Posted by · 7:40 am · November 19th, 2008

Looking across the early reviews, I think it’s fair to say that “Australia” has cleared the first hurdle. They’re mixed, for sure — hardly new territory for Baz Luhrmann — but there’s a lot of admiration out there, even within the kvetching. There were a number of voices out there anticipating an outright disaster, but so far, it doesn’t sound like one to me.

The harshest takes so far seem to have been from the Australian press, which isn’t at all surprising. People are more liable to be aggravated by the romanticisation of their own culture than one foreign to them, after all. And “romanticisation” is the operative word here; as with “Moulin Rouge,” one clearly has to buy into Luhrmann’s fanciful stylisation to appreciate the film.

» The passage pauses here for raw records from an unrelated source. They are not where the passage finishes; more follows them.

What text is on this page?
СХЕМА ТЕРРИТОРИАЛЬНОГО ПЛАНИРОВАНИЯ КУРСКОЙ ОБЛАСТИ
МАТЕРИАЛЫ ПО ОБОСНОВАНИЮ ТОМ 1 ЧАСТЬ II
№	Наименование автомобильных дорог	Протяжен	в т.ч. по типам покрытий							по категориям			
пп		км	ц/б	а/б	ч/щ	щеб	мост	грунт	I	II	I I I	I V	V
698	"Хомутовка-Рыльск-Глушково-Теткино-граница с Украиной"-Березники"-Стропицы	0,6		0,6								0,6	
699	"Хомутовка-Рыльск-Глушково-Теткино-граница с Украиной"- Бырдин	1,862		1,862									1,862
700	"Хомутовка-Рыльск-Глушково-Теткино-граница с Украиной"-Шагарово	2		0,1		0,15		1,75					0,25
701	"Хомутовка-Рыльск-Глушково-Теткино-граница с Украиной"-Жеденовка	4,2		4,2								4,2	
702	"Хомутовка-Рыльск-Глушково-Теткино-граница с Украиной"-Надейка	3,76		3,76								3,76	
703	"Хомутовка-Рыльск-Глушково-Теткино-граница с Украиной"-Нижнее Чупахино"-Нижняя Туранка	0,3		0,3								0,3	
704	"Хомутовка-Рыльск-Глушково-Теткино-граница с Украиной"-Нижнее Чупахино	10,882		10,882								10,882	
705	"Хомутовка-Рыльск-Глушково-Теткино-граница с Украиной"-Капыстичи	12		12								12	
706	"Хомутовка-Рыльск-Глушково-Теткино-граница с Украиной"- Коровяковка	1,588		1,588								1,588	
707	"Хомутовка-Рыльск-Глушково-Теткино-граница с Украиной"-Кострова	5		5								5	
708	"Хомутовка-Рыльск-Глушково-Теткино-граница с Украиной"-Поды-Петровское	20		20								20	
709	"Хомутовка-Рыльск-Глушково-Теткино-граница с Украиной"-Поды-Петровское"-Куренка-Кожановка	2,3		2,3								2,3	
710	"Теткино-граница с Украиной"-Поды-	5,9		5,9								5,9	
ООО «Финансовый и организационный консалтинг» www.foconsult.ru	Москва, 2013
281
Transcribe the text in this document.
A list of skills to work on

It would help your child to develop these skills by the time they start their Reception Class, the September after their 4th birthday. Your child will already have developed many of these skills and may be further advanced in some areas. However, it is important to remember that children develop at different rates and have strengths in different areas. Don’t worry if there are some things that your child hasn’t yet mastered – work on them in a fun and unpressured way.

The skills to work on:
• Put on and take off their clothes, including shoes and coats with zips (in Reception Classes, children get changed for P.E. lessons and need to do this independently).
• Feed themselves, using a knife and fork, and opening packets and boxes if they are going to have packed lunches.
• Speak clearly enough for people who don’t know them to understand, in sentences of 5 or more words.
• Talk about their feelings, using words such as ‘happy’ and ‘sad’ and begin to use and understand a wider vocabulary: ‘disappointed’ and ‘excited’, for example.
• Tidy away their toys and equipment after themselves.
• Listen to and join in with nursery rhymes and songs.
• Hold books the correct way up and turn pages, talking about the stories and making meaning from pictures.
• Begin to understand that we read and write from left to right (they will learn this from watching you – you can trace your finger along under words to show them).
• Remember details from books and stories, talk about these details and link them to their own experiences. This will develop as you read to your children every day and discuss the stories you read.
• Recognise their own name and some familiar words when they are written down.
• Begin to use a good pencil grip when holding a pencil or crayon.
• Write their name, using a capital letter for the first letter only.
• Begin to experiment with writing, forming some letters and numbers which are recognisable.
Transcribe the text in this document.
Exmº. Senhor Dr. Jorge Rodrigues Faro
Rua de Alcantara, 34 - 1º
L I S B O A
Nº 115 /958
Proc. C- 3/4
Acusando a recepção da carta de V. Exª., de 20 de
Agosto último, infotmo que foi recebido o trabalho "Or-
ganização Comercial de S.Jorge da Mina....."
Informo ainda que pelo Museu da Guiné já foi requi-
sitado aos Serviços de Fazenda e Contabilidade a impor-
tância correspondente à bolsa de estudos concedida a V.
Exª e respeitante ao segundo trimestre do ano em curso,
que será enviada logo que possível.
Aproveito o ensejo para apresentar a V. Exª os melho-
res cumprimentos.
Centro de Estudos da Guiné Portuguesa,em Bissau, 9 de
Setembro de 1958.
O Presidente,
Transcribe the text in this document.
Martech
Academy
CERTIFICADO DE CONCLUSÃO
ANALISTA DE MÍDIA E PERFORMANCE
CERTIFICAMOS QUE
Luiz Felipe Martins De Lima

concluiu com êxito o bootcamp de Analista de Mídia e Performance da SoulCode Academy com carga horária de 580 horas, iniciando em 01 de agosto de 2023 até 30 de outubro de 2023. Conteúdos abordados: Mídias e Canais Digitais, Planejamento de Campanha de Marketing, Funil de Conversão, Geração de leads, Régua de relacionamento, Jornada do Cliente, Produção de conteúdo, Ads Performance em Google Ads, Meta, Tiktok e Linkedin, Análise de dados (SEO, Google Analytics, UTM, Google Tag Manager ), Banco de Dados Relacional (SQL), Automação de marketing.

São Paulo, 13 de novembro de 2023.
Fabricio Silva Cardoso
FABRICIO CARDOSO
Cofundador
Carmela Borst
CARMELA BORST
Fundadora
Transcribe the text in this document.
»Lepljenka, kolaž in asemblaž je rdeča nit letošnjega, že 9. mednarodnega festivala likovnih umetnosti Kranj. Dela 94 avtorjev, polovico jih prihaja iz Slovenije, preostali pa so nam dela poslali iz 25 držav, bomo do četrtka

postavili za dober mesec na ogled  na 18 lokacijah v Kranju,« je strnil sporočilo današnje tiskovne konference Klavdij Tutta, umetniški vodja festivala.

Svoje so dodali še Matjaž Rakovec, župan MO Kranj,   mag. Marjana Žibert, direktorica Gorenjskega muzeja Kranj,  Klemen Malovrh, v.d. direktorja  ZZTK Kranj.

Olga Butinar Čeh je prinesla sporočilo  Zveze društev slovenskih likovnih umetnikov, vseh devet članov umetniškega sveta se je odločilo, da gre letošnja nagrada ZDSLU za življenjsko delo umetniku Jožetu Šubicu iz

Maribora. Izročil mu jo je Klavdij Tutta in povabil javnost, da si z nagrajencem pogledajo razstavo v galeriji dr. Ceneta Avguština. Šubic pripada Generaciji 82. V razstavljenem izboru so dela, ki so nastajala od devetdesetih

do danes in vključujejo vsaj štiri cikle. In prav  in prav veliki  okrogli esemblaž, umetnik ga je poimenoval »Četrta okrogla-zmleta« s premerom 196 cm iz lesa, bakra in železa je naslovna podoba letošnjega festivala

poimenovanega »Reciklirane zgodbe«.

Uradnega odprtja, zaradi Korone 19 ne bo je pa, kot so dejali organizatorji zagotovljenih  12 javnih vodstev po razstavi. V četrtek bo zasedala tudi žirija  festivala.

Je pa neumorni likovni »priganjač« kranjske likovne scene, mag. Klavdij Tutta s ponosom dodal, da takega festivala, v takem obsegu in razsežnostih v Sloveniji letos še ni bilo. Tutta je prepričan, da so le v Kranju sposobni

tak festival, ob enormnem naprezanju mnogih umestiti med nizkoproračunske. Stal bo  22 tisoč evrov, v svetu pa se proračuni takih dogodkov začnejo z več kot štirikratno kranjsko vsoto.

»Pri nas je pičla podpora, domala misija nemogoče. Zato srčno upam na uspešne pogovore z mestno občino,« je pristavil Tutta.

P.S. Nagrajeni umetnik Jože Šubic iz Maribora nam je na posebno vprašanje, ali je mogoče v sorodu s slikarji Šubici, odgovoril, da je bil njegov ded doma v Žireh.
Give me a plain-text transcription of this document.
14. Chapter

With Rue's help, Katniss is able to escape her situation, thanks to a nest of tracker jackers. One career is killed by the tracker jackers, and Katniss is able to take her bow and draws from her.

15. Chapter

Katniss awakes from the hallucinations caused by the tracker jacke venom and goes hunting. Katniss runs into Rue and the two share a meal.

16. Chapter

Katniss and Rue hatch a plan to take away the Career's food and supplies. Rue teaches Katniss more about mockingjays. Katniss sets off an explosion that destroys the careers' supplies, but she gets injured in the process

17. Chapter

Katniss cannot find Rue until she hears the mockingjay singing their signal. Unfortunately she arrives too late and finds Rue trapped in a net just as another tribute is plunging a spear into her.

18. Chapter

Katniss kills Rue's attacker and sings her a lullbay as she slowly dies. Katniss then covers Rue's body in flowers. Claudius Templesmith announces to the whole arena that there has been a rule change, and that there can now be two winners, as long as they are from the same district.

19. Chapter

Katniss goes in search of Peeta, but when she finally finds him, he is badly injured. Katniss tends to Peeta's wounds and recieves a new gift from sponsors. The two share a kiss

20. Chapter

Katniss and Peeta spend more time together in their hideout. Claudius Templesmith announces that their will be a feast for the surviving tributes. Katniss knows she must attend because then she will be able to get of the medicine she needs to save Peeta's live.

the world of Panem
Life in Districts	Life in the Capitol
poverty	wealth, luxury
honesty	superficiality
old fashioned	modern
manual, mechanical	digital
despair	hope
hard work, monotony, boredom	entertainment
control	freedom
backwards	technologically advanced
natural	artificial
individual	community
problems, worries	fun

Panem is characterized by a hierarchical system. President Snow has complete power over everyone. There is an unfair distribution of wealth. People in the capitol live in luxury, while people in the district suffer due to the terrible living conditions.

Screen International obviously did, even if they’re a bit winded by it all:

Luhrmann has fearlessly gone for the biggest, lushest goal he could imagine — a romantic, old-fashioned epic to stand beside “Gone With the Wind.” Though it fails to reach such Hollywood heyday heights, “Australia”‘s combination of high adventure, awesome landscapes and panting passions is sure to bring out romance starved adult audiences … If the restless richness becomes somewhat indigestible before the film’s considerable length is reached, that’s part of the Luhrmann package. Who else would dare such excess?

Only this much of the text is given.